J’adore démonter les a priori dans ce blog, mais je ne peux rien pour Manowar. C’est assez fascinant de voir à quel point ce groupe sait aller plus loin que les a priori sans en avoir rien à foutre. Tu crois que c’est des relous ? Ils vont t’expliquer qu’ils sont de GROS relous. Tu penses qu’ils sont concernés par l’heroic fantasy ? Ils vont enfiler des peaux de bêtes et brandir des épées en mousse. Le groupe tombe dans le cliché « on y va à fond » du heavy metal teenager. Sans dérision, premier degré.
Le groupe naît juste après la sortie de Conan (1981), le film qui fait connaître Arnold Schwarzenegger. Trip héroic fantasy et peaux de bêtes. Le film fait un flop mais traumatise une poignée de gars. Certains se mettent aux jeux de rôles, d’autres soulèvent de la fonte du matin au soir. Les deux sont infréquentables.
Première ambiguité du groupe, il est très surprenant d’y voir Ross Funicello, le guitariste des Dictators, le groupe punk ’75 des grandes heures du CBGB avec Handsome Dick Manitoba, le chanteur-catcheur. J’imagine que si on avait une réponse claire à cette étrangeté, ça n’aurait plus d’intérêt et ça contribue donc au côté fascinant. Comme les Ovnis. Bref, des soli sans trop d’imagination, tous les symptômes de la branlette technico-acrobatique. Doigts 1 – mélodie 0.

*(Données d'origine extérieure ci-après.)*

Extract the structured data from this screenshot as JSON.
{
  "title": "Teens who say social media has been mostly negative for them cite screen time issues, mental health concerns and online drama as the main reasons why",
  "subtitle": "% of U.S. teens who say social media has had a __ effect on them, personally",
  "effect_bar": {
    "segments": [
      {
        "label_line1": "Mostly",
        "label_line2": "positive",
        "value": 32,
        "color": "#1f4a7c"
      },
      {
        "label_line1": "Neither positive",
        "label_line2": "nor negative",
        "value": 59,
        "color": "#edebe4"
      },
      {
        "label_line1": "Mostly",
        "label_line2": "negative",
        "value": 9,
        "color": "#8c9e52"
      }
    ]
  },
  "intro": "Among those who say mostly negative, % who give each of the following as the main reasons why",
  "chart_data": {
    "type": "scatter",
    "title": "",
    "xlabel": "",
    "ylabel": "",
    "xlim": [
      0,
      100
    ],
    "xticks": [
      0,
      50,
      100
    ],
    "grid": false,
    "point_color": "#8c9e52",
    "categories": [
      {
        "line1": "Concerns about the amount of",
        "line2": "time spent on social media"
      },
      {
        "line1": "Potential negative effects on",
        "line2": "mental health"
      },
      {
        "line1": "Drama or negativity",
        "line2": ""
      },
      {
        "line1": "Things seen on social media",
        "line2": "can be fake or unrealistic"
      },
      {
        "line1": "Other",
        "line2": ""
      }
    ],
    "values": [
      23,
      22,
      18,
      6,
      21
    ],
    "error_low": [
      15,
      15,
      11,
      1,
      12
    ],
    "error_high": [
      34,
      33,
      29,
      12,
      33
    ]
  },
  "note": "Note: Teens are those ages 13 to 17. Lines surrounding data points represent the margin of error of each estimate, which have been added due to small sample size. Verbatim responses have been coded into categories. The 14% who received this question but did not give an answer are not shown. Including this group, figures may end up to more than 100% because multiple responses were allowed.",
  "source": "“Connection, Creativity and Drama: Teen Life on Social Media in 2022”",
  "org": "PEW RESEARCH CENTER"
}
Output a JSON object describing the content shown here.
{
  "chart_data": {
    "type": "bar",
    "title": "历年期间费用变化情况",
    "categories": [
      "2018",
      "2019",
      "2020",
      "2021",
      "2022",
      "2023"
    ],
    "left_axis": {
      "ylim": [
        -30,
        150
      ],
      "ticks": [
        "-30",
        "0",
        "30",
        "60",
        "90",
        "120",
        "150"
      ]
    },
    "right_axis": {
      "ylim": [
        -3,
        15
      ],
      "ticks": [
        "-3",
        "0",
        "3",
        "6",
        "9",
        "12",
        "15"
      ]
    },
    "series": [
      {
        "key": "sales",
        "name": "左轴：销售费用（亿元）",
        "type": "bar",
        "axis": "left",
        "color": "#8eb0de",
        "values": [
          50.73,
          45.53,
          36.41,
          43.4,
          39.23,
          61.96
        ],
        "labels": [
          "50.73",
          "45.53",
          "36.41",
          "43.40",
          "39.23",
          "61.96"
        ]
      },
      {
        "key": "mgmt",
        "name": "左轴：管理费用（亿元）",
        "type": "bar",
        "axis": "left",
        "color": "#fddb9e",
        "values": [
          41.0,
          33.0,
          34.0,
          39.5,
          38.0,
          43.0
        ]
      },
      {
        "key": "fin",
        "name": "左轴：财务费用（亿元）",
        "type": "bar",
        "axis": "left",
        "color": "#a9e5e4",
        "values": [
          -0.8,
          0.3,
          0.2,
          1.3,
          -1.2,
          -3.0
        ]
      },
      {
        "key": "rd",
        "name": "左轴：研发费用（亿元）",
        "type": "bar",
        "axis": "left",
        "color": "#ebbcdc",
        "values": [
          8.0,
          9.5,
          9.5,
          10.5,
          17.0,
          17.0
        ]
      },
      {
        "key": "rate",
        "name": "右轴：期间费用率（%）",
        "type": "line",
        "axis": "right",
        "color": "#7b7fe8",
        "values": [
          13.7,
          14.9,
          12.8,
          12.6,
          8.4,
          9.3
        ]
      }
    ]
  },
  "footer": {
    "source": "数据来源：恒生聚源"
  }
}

La deuxième ambiguité sans réponse est la présence d’Orson Welles en tant que narrateur sur deux chansons : « Dark Avenger » en 1981 et « Defender » en 1987. Même réflexion que précédemment. C’est comme si Iggy Pop faisait partie de Slayer pendant que François Truffaut taillait la bavette en intro. Même si on n’accroche pas, ça peut intriguer.
Pour la ligne de conduite globale, on reste dans le même thème tout le temps : du métal épique et seuls contre le monde entier ! (PS : meufs = putes)

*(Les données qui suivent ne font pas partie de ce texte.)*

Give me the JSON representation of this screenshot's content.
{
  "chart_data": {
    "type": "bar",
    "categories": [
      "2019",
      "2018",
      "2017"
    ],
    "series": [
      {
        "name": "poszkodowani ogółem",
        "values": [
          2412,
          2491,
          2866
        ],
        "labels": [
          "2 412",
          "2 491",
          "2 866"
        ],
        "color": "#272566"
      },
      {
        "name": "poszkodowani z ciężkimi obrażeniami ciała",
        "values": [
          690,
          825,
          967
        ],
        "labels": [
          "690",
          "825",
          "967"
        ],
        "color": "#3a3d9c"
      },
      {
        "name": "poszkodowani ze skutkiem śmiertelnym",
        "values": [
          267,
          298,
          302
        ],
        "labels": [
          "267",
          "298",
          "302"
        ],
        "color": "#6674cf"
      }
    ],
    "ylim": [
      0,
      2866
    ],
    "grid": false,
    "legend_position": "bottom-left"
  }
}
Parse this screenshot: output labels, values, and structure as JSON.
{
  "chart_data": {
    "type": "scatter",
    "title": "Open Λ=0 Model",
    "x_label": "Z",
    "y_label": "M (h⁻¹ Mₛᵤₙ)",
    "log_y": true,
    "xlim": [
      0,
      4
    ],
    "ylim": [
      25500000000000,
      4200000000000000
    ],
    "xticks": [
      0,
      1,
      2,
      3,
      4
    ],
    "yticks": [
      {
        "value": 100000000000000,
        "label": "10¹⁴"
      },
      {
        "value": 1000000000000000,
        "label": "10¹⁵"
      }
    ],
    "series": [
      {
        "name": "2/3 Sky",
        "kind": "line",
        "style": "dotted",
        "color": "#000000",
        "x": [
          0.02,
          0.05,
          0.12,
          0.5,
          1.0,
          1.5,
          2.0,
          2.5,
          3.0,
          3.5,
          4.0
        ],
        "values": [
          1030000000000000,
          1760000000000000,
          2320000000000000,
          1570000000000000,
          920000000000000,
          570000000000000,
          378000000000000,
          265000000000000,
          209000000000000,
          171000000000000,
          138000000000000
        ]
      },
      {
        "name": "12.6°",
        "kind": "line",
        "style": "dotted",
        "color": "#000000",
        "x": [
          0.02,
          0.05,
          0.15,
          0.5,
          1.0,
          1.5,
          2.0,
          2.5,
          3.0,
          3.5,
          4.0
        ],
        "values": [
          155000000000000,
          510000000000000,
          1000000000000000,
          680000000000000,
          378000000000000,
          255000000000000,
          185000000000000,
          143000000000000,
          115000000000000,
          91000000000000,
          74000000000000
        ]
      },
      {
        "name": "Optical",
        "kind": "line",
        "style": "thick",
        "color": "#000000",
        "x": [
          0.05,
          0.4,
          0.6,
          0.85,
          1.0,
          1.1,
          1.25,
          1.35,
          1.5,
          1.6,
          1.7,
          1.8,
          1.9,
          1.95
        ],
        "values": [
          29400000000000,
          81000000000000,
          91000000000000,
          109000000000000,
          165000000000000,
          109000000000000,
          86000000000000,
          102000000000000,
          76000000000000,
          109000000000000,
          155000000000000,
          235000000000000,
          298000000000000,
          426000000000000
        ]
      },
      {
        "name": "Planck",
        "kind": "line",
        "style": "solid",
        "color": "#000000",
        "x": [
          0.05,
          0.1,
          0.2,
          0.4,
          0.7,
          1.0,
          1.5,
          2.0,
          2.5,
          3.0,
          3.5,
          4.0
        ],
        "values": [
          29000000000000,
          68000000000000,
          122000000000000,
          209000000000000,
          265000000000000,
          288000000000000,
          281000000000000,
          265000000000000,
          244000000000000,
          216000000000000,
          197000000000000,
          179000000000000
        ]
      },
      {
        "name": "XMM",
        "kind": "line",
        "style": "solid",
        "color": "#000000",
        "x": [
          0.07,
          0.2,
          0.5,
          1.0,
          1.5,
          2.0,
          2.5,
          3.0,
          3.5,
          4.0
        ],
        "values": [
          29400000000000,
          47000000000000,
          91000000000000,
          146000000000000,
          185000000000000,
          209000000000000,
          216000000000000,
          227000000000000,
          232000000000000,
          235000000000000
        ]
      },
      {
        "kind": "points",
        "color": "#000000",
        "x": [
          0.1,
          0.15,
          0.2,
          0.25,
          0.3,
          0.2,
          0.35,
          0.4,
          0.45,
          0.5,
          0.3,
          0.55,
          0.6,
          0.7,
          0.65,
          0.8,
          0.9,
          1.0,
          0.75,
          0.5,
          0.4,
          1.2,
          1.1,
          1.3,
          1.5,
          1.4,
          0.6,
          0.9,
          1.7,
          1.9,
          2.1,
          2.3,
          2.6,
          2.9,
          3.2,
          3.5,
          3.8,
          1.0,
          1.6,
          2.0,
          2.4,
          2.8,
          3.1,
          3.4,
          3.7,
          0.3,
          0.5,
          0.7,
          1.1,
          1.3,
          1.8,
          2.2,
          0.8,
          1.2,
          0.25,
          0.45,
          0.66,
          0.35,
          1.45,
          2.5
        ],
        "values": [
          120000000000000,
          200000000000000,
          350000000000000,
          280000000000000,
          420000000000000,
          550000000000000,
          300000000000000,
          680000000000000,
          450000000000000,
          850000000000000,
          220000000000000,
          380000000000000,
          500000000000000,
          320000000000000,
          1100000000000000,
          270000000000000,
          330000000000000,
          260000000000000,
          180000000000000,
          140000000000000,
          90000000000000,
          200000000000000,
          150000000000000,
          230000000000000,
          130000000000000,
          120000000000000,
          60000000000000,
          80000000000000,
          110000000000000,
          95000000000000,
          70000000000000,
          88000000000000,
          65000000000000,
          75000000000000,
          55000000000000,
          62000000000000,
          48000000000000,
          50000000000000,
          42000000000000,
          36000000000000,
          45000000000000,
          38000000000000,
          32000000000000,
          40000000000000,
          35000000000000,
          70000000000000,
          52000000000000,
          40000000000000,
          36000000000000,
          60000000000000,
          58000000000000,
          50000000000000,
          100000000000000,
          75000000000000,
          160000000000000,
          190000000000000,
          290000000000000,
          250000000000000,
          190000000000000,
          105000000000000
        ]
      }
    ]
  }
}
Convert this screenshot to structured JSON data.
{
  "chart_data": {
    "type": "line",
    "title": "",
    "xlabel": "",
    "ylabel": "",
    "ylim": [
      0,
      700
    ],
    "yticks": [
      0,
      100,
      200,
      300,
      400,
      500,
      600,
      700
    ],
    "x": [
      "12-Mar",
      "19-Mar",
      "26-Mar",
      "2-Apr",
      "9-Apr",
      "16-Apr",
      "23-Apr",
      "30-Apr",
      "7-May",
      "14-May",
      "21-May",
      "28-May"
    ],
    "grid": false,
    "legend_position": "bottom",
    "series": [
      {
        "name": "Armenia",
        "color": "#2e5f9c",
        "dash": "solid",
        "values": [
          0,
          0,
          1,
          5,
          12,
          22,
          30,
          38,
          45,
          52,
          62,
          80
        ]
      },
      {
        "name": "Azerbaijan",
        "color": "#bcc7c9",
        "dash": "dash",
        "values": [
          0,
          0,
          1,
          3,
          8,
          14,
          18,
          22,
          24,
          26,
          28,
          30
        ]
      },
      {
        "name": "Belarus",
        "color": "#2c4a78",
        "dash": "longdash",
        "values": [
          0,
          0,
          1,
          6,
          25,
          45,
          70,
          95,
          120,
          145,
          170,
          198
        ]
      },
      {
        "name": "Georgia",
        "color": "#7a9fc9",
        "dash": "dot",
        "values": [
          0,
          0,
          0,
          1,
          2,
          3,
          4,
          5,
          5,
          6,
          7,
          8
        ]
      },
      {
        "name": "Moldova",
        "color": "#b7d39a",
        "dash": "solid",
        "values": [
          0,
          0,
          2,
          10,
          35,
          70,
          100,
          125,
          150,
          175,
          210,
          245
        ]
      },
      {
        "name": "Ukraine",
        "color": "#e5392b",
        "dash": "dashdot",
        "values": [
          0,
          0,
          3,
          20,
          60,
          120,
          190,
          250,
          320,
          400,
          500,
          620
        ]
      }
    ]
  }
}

D’ailleurs on ne peut qu’applaudir le choix de Ken Kelly pour illustrer la plupart des pochettes d’albums. Le gars s’était fait connaître pour une passion abrutissante pour l’univers Heroic fantasy. Le mec tournait en boucle quand Kiss est venu le voir pour la pochette de Destroyer.
Ken a beaucoup d’imagination et quand Manowar vient le chercher, il leur sort une pochette complètement novatrice.

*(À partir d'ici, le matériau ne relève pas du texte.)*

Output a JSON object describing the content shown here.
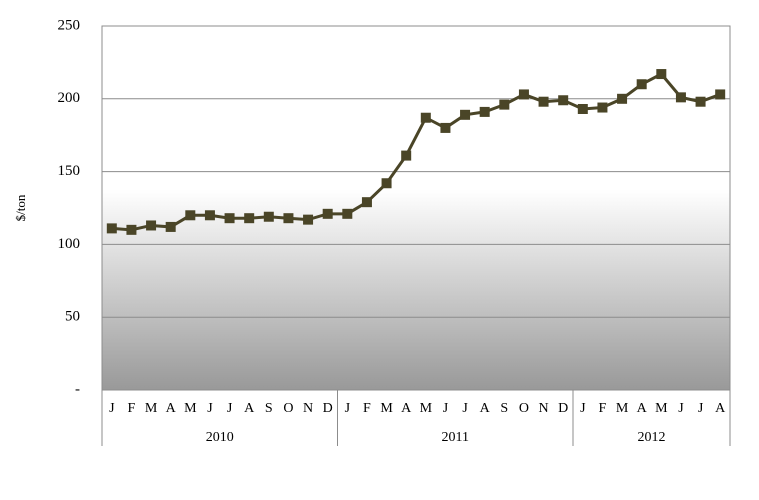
{
  "chart_data": {
    "type": "line",
    "y_label": "$/ton",
    "categories": [
      "J",
      "F",
      "M",
      "A",
      "M",
      "J",
      "J",
      "A",
      "S",
      "O",
      "N",
      "D",
      "J",
      "F",
      "M",
      "A",
      "M",
      "J",
      "J",
      "A",
      "S",
      "O",
      "N",
      "D",
      "J",
      "F",
      "M",
      "A",
      "M",
      "J",
      "J",
      "A"
    ],
    "groups": [
      {
        "label": "2010",
        "size": 12
      },
      {
        "label": "2011",
        "size": 12
      },
      {
        "label": "2012",
        "size": 8
      }
    ],
    "values": [
      111,
      110,
      113,
      112,
      120,
      120,
      118,
      118,
      119,
      118,
      117,
      121,
      121,
      129,
      142,
      161,
      187,
      180,
      189,
      191,
      196,
      203,
      198,
      199,
      193,
      194,
      200,
      210,
      217,
      201,
      198,
      203
    ],
    "color": "#4a4527",
    "ylim": [
      0,
      250
    ],
    "yticks": [
      {
        "value": 0,
        "label": "-"
      },
      50,
      100,
      150,
      200,
      250
    ],
    "grid": true
  }
}
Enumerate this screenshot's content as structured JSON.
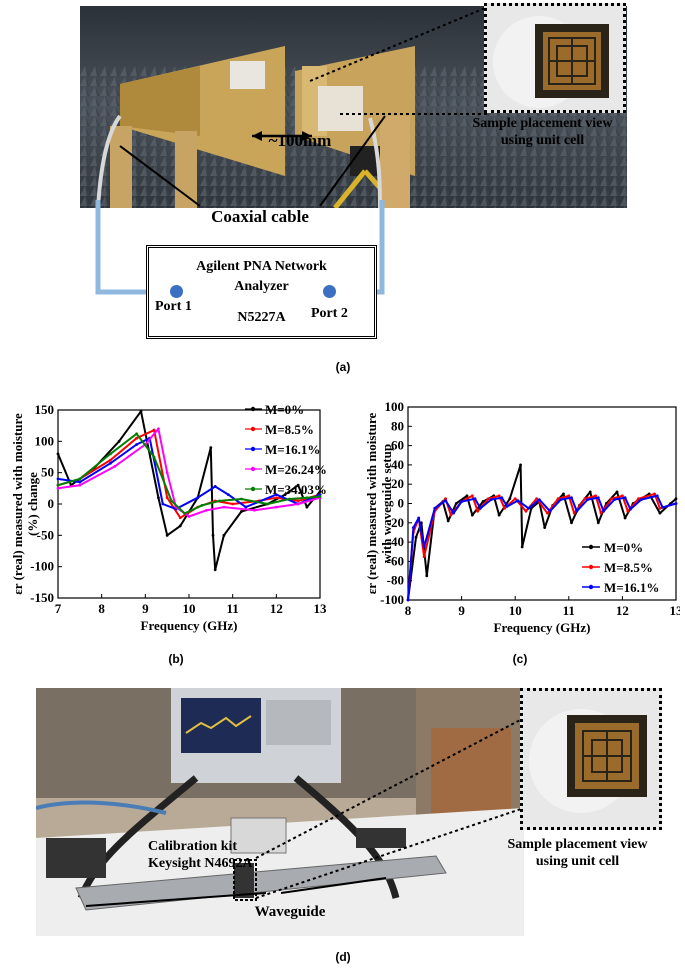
{
  "panel_a": {
    "label": "(a)",
    "distance": "~100mm",
    "coax": "Coaxial cable",
    "analyzer": [
      "Agilent PNA Network",
      "Analyzer",
      "N5227A"
    ],
    "port1": "Port 1",
    "port2": "Port 2",
    "inset": [
      "Sample placement view",
      "using unit cell"
    ]
  },
  "panel_b": {
    "label": "(b)"
  },
  "panel_c": {
    "label": "(c)"
  },
  "panel_d": {
    "label": "(d)",
    "calib": [
      "Calibration kit",
      "Keysight N4692A"
    ],
    "waveguide": "Waveguide",
    "inset": [
      "Sample placement view",
      "using unit cell"
    ]
  },
  "colors": {
    "black": "#000000",
    "red": "#ff0000",
    "blue": "#0000ff",
    "magenta": "#ff00ff",
    "green": "#008000",
    "cable": "#8fb8de",
    "port": "#3b6fc2"
  },
  "chart_data": [
    {
      "type": "line",
      "id": "b",
      "xlabel": "Frequency (GHz)",
      "ylabel": "εr (real) measured with moisture (%) change",
      "xlim": [
        7,
        13
      ],
      "ylim": [
        -150,
        150
      ],
      "xticks": [
        "7",
        "8",
        "9",
        "10",
        "11",
        "12",
        "13"
      ],
      "yticks": [
        "-150",
        "-100",
        "-50",
        "0",
        "50",
        "100",
        "150"
      ],
      "legend": "top-right",
      "series": [
        {
          "name": "M=0%",
          "color": "#000000",
          "points": [
            [
              7,
              80
            ],
            [
              7.3,
              30
            ],
            [
              7.8,
              55
            ],
            [
              8.4,
              100
            ],
            [
              8.9,
              148
            ],
            [
              9.3,
              10
            ],
            [
              9.5,
              -50
            ],
            [
              9.8,
              -35
            ],
            [
              10.2,
              10
            ],
            [
              10.5,
              90
            ],
            [
              10.55,
              -50
            ],
            [
              10.6,
              -105
            ],
            [
              10.8,
              -50
            ],
            [
              11.2,
              -12
            ],
            [
              11.8,
              0
            ],
            [
              12.2,
              15
            ],
            [
              12.5,
              30
            ],
            [
              12.7,
              -5
            ],
            [
              13,
              20
            ]
          ]
        },
        {
          "name": "M=8.5%",
          "color": "#ff0000",
          "points": [
            [
              7,
              30
            ],
            [
              7.5,
              40
            ],
            [
              8.2,
              70
            ],
            [
              8.8,
              105
            ],
            [
              9.2,
              118
            ],
            [
              9.5,
              10
            ],
            [
              9.8,
              -22
            ],
            [
              10.2,
              -5
            ],
            [
              10.6,
              5
            ],
            [
              11,
              0
            ],
            [
              11.6,
              5
            ],
            [
              12,
              10
            ],
            [
              12.5,
              5
            ],
            [
              13,
              15
            ]
          ]
        },
        {
          "name": "M=16.1%",
          "color": "#0000ff",
          "points": [
            [
              7,
              40
            ],
            [
              7.5,
              35
            ],
            [
              8.2,
              65
            ],
            [
              8.8,
              95
            ],
            [
              9.1,
              105
            ],
            [
              9.4,
              0
            ],
            [
              9.7,
              -8
            ],
            [
              10.2,
              10
            ],
            [
              10.6,
              28
            ],
            [
              10.9,
              15
            ],
            [
              11.3,
              -5
            ],
            [
              12,
              15
            ],
            [
              12.5,
              0
            ],
            [
              13,
              15
            ]
          ]
        },
        {
          "name": "M=26.24%",
          "color": "#ff00ff",
          "points": [
            [
              7,
              25
            ],
            [
              7.5,
              30
            ],
            [
              8.3,
              60
            ],
            [
              9,
              95
            ],
            [
              9.3,
              120
            ],
            [
              9.5,
              50
            ],
            [
              9.7,
              -5
            ],
            [
              10,
              -20
            ],
            [
              10.4,
              -10
            ],
            [
              10.8,
              -5
            ],
            [
              11.5,
              -10
            ],
            [
              12,
              -5
            ],
            [
              12.5,
              0
            ],
            [
              13,
              10
            ]
          ]
        },
        {
          "name": "M=34.03%",
          "color": "#008000",
          "points": [
            [
              7,
              30
            ],
            [
              7.5,
              40
            ],
            [
              8.2,
              80
            ],
            [
              8.8,
              112
            ],
            [
              9.2,
              75
            ],
            [
              9.6,
              5
            ],
            [
              9.9,
              -15
            ],
            [
              10.3,
              -2
            ],
            [
              10.7,
              5
            ],
            [
              11.2,
              8
            ],
            [
              11.8,
              0
            ],
            [
              12.3,
              8
            ],
            [
              12.7,
              10
            ],
            [
              13,
              12
            ]
          ]
        }
      ]
    },
    {
      "type": "line",
      "id": "c",
      "xlabel": "Frequency (GHz)",
      "ylabel": "εr (real) measured with moisture with waveguide setup",
      "xlim": [
        8,
        13
      ],
      "ylim": [
        -100,
        100
      ],
      "xticks": [
        "8",
        "9",
        "10",
        "11",
        "12",
        "13"
      ],
      "yticks": [
        "-100",
        "-80",
        "-60",
        "-40",
        "-20",
        "0",
        "20",
        "40",
        "60",
        "80",
        "100"
      ],
      "legend": "bottom-right",
      "series": [
        {
          "name": "M=0%",
          "color": "#000000",
          "points": [
            [
              8,
              -100
            ],
            [
              8.15,
              -35
            ],
            [
              8.25,
              -20
            ],
            [
              8.35,
              -75
            ],
            [
              8.5,
              -5
            ],
            [
              8.65,
              2
            ],
            [
              8.75,
              -18
            ],
            [
              8.9,
              0
            ],
            [
              9.1,
              8
            ],
            [
              9.2,
              -12
            ],
            [
              9.4,
              2
            ],
            [
              9.6,
              8
            ],
            [
              9.7,
              -12
            ],
            [
              9.9,
              5
            ],
            [
              10.1,
              40
            ],
            [
              10.13,
              -45
            ],
            [
              10.3,
              -5
            ],
            [
              10.45,
              2
            ],
            [
              10.55,
              -25
            ],
            [
              10.7,
              -2
            ],
            [
              10.9,
              10
            ],
            [
              11.05,
              -20
            ],
            [
              11.2,
              -2
            ],
            [
              11.4,
              12
            ],
            [
              11.55,
              -20
            ],
            [
              11.7,
              0
            ],
            [
              11.9,
              12
            ],
            [
              12.05,
              -15
            ],
            [
              12.2,
              0
            ],
            [
              12.5,
              10
            ],
            [
              12.7,
              -10
            ],
            [
              12.9,
              0
            ],
            [
              13,
              5
            ]
          ]
        },
        {
          "name": "M=8.5%",
          "color": "#ff0000",
          "points": [
            [
              8,
              -100
            ],
            [
              8.1,
              -30
            ],
            [
              8.2,
              -15
            ],
            [
              8.3,
              -55
            ],
            [
              8.5,
              -8
            ],
            [
              8.7,
              5
            ],
            [
              8.8,
              -12
            ],
            [
              9.0,
              2
            ],
            [
              9.2,
              8
            ],
            [
              9.3,
              -8
            ],
            [
              9.5,
              5
            ],
            [
              9.7,
              8
            ],
            [
              9.8,
              -5
            ],
            [
              10,
              5
            ],
            [
              10.2,
              -8
            ],
            [
              10.4,
              5
            ],
            [
              10.6,
              -10
            ],
            [
              10.8,
              5
            ],
            [
              11,
              8
            ],
            [
              11.1,
              -10
            ],
            [
              11.3,
              5
            ],
            [
              11.5,
              8
            ],
            [
              11.6,
              -10
            ],
            [
              11.8,
              5
            ],
            [
              12,
              8
            ],
            [
              12.1,
              -8
            ],
            [
              12.3,
              5
            ],
            [
              12.6,
              10
            ],
            [
              12.7,
              -5
            ],
            [
              13,
              0
            ]
          ]
        },
        {
          "name": "M=16.1%",
          "color": "#0000ff",
          "points": [
            [
              8,
              -100
            ],
            [
              8.1,
              -25
            ],
            [
              8.2,
              -15
            ],
            [
              8.3,
              -45
            ],
            [
              8.5,
              -5
            ],
            [
              8.7,
              3
            ],
            [
              8.85,
              -10
            ],
            [
              9.0,
              2
            ],
            [
              9.25,
              5
            ],
            [
              9.35,
              -5
            ],
            [
              9.55,
              4
            ],
            [
              9.75,
              6
            ],
            [
              9.85,
              -3
            ],
            [
              10.05,
              3
            ],
            [
              10.25,
              -5
            ],
            [
              10.45,
              4
            ],
            [
              10.65,
              -8
            ],
            [
              10.85,
              4
            ],
            [
              11.05,
              6
            ],
            [
              11.15,
              -8
            ],
            [
              11.35,
              4
            ],
            [
              11.55,
              6
            ],
            [
              11.65,
              -8
            ],
            [
              11.85,
              4
            ],
            [
              12.05,
              6
            ],
            [
              12.15,
              -6
            ],
            [
              12.35,
              4
            ],
            [
              12.65,
              8
            ],
            [
              12.75,
              -4
            ],
            [
              13,
              0
            ]
          ]
        }
      ]
    }
  ]
}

Ken Kelly se répète en fait beaucoup, beaucoup. Remarquez le goût avéré du dessinateur pour l’égalité des sexes.
Les mœurs avaient changé depuis Love Gun et il a fallu quelques ajustements pour éviter le comité de censure de Tipper Gore. Dans Spinal Tap, le groupe a aussi un problème de pochette pour son album Smell the glove où une femme est nue et à quatre pattes, tenue en laisse…
Ian Faith : They're not gonna release the album... because they have decided that the cover is sexist.
Nigel Tufnel : Well, so what? What's wrong with bein' sexy?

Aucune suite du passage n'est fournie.